Artist: Sweet Weapons
Album: All Of My Best Friends Are Dogs
Genre: Hardcore/rock
Label: Escapist Records

It’s strangely difficult to get more information on Sweet Weapons, but in an odd way it kind of adds to the lure of this album. All of my Best Friends are Dogs is, in itself, a profoundly strange album, but it has a curiously compelling appeal that transcends the all but indistinguishable lyrics and occasionally grating vocals. I may only know the half of what they’re singing about, but even without words there’s enough merit in the mood and music to convince.

Infused with a predictably DIY sound, there’s a kind of urban edge to All of my Best Friends… that’s perhaps its most endearing factor. It comes across as something dreamed up in the proverbial basement, but it’s actually in capturing that slightly bleak, occasionally violent, and ultimately oppressive image that the album excels. The songs are very short – the entire thing clocks in at just over twenty minutes – making it feel like something of an episodic look at the grubbier confines of a life. It fits, then, that the record wears imprints of hardcore and punk on its sleeve. “Not Golden” and “Blue Crush” establish their credentials long before the raucousness of “Strange Brew” thrusts wild drumming into the piece. However, there is patently more to this than just the grungy, disgruntled sound. The combination of grumbling guitars and raspy vocals is visceral in evoking a slate grey air of general dissatisfaction. The music seems to vibrate with a throbbing discord of restlessness. It’s unseated from its surrounds, reacting to it with alternately violent and distant movements. It’s plain, but quite striking in its ability to pinpoint a mood. On “Low End Lonny,” the guitars seem to play out a song of observation and discontent, while on “Summer Catch” the tone is noticeably lighter, faint inklings of warmth petering through in the vocals. The latter can seem one-note at times but they do much to enhance the tone of the songs. Some tracks sound vaguely humorous or tongue-in-cheek while others are caustic and searing.
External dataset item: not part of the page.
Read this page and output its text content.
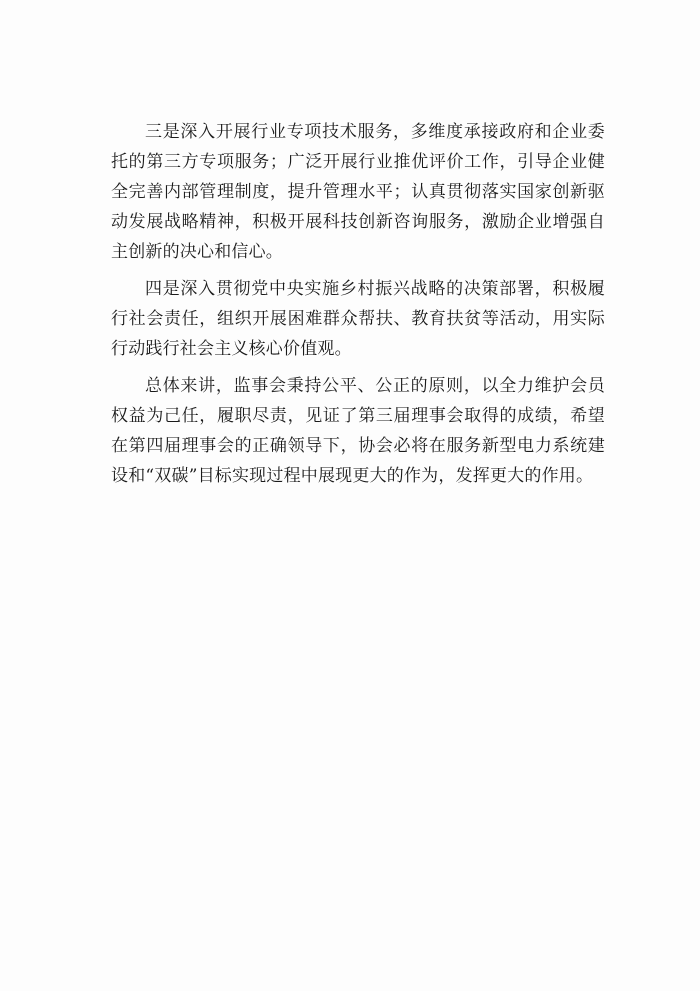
三是深入开展行业专项技术服务，多维度承接政府和企业委托的第三方专项服务；广泛开展行业推优评价工作，引导企业健全完善内部管理制度，提升管理水平；认真贯彻落实国家创新驱动发展战略精神，积极开展科技创新咨询服务，激励企业增强自主创新的决心和信心。

四是深入贯彻党中央实施乡村振兴战略的决策部署，积极履行社会责任，组织开展困难群众帮扶、教育扶贫等活动，用实际行动践行社会主义核心价值观。

总体来讲，监事会秉持公平、公正的原则，以全力维护会员权益为己任，履职尽责，见证了第三届理事会取得的成绩，希望在第四届理事会的正确领导下，协会必将在服务新型电力系统建设和“双碳”目标实现过程中展现更大的作为，发挥更大的作用。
Much of the album steers clear of fully-blown emotion, but in some tracks the instruments do much to assert a hidden heart. “Summer Catch”, as noted above, has a palpable undercurrent of longing, particularly in its freer, pensive ending. “Settle Down” also closes on a thoughtful note, with the music suddenly straying to provide a staccato, resistant ending to an otherwise driven song. “Hoop Dream” uses a subtle guitar harmony to voice emotion, the slower tempo and repeated lyrics affording it a slightly haunted air. The songs wind down as the album reaches its end. Whereas the opening tracks were fierier and more aggressive, the final two tracks sound markedly different. “Sour” is almost ghostly, its outlook removed and distant and the music deliberately downplayed. “Enough Already” seems disillusioned and ends just as abruptly as you’d expect in something so suddenly resigned.
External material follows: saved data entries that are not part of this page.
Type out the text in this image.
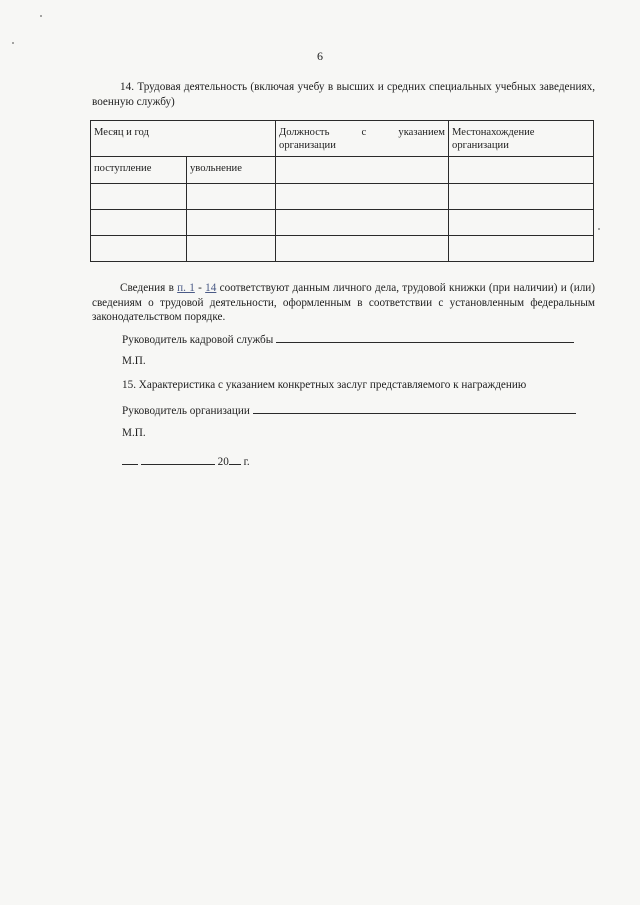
6
14. Трудовая деятельность (включая учебу в высших и средних специальных учебных заведениях, военную службу)
Месяц и год		Должность с указанием организации	Местонахождение организации
поступление	увольнение		

Сведения в п. 1 - 14 соответствуют данным личного дела, трудовой книжки (при наличии) и (или) сведениям о трудовой деятельности, оформленным в соответствии с установленным федеральным законодательством порядке.
Руководитель кадровой службы
М.П.
15. Характеристика с указанием конкретных заслуг представляемого к награждению
Руководитель организации
М.П.
20 г.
Lo-fi but with hidden depths, All of My Best Friends… is a surprisingly capable record. Its grungy sounds mask a potent sense of mood and atmosphere, with careful subtleties in the music and vocals standing in for anything more extravagant. It might take a few listens to convince you, but there are interesting things on show here, and with a few more resources Sweet Weapons could be on to something very good indeed.